Ao mesmo tempo, os angolanos admiram profundamente os portugueses, mas não tanto os protagonistas da política miúda e do comentário televisivo, e sim os portugueses de Vasco da Gama, de Diogo Cão, do Infante D. Henrique: os navegadores que não temeram o desconhecido e que, no imaginário, ocupam hoje o lugar dos engenheiros espaciais que se preparam para ir a Marte ou à Lua. Aquilo que, ao seu tempo, parecia assustador e inalcançável, eles tornaram concreto, traçando rotas, dobrando cabos, abrindo linhas marítimas onde antes só havia mapas em branco. Trouxeram também ideias, trouxeram a religião católica, trouxeram um universo simbólico inteiro e, juntamente com isso, uma face sombria, brutal, em que Portugal se tornou peça central no tráfico de escravos que arrancou milhares de angolanos da sua terra. Muito cedo, porém, formou-se uma classe crioula, famílias africanas e mestiças que se foram incorporando na cultura portuguesa e que, pouco a pouco, passaram a servir também os desígnios do Estado colonial. A história torna-se, assim, um bordado apertado, de fios que se cruzam e se confundem: dominação e colaboração, violência e mimetismo, imposição e desejo de ascensão.
Convém ainda recordar que o ressentimento contra o regime ditatorial teve sempre um traço colectivo.

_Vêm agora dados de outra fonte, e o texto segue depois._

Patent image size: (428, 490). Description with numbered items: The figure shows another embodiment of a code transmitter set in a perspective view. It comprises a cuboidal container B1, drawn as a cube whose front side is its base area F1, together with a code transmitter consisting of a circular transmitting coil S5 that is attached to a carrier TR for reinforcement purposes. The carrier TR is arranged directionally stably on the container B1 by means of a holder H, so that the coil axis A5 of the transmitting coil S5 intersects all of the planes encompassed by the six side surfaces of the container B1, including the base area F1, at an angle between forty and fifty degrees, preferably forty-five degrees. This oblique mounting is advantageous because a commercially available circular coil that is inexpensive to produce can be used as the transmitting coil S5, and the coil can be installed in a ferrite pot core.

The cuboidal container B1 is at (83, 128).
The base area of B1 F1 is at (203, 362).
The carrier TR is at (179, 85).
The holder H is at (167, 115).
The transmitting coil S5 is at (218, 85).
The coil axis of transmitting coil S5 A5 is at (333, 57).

O salazarismo oprimia os africanos, mas oprimia igualmente os próprios portugueses, muitos dos quais chegaram a Angola em circunstâncias duras, fugidos da pobreza ou de perseguições políticas, levando consigo uma memória amarga da metrópole. Dessa experiência partilhada nasceu uma forma peculiar de solidariedade, uma consciência de destino entrelaçado que nunca se dissolveu por completo.
Hoje, esse enredo reaparece na vida quotidiana das famílias angolanas de classe média e alta: vivem em Luanda, mas a televisão está muitas vezes sintonizada em canais portugueses, seguem com atenção os debates parlamentares em Lisboa, riem com os programas de entretenimento, sonham com escolas em que os filhos falarão um português impecavelmente europeu. As crianças crescem a imitar o sotaque lisboeta, a mesa replica pratos da culinária portuguesa e o ideal de respeitabilidade continua a ser medido por esse padrão.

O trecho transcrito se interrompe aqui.